Eleanor Bacheikh always knew that her severely disabled baby boy, Mahdi, would die young.
Eleanor fought the decision in the courts and won
His rare, paralysing genetic condition, spinal muscular atrophy, meant he could not make a sound, nor breathe or swallow on his own.
But when the doctors caring for Mahdi, known then as Baby MB, decided it would be best to turn off the ventilator that was keeping him alive, Eleanor fought the decision all the way to the courts and won.
It bought her an extra nine months with her baby until he passed away in early December, aged two.
Eleanor, from Liverpool, says she has no regrets about her actions.
In an exclusive BBC interview, Eleanor explained: "He was happy. There were no signs that he was suffering. Mahdi wasn't in pain."
She said he took pleasure in seeing his family, drawing, watching the television, and being able to go outside, albeit with the assistance of medical staff.
Mahdi had the most severe form of spinal muscular atrophy, type 1, and had lived in a high dependency unit in hospital since he was seven weeks old.
Mahdi died earlier this month
His parents pushed for him to have an operation to help him breathe, called a tracheotomy, to enable him to leave his hospital bedroom and explore the grounds.

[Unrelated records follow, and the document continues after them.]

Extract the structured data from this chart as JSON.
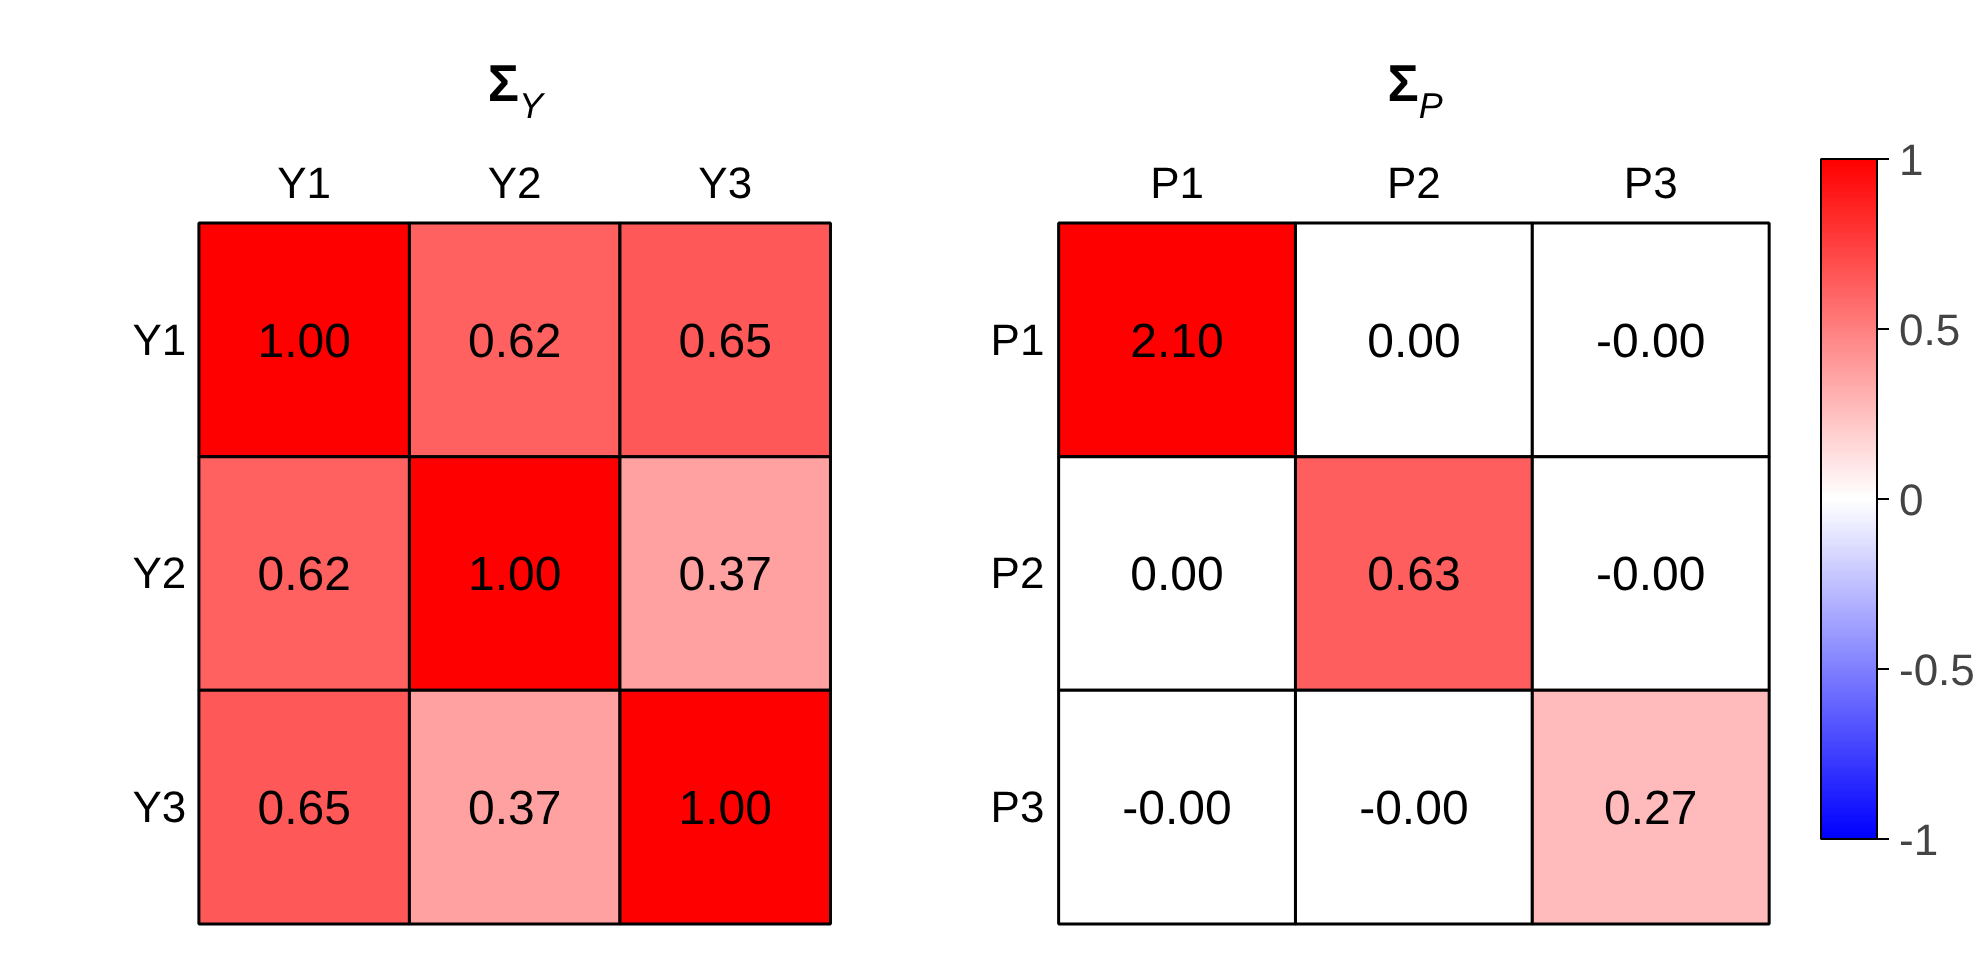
{
  "chart_data": [
    {
      "type": "heatmap",
      "title": "Σ$_{Y}$",
      "categories": [
        "Y1",
        "Y2",
        "Y3"
      ],
      "y_categories": [
        "Y1",
        "Y2",
        "Y3"
      ],
      "cells": [
        [
          1.0,
          0.62,
          0.65
        ],
        [
          0.62,
          1.0,
          0.37
        ],
        [
          0.65,
          0.37,
          1.0
        ]
      ],
      "cell_labels": [
        [
          "1.00",
          "0.62",
          "0.65"
        ],
        [
          "0.62",
          "1.00",
          "0.37"
        ],
        [
          "0.65",
          "0.37",
          "1.00"
        ]
      ]
    },
    {
      "type": "heatmap",
      "title": "Σ$_{P}$",
      "categories": [
        "P1",
        "P2",
        "P3"
      ],
      "y_categories": [
        "P1",
        "P2",
        "P3"
      ],
      "cells": [
        [
          2.1,
          0,
          0
        ],
        [
          0,
          0.63,
          0
        ],
        [
          0,
          0,
          0.27
        ]
      ],
      "cell_labels": [
        [
          "2.10",
          "0.00",
          "-0.00"
        ],
        [
          "0.00",
          "0.63",
          "-0.00"
        ],
        [
          "-0.00",
          "-0.00",
          "0.27"
        ]
      ],
      "clim": [
        -1,
        1
      ],
      "cticks": [
        -1,
        -0.5,
        0,
        0.5,
        1
      ]
    }
  ]
}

Eleanor advised any parents faced with a similar dilemma to fight for their beliefs.
She said: "If you think it is right for your child to go on, if they are not in pain or not suffering, fight for them. Fight for every little bit to spend more time with them."
Eleanor said she and her husband Achraf would consider trying for another baby, but that it was a scary prospect because any future child they have could inherit the same progressive and incurable condition.
Eight in 10 babies born with spinal muscular atrophy type 1 die before the age of two.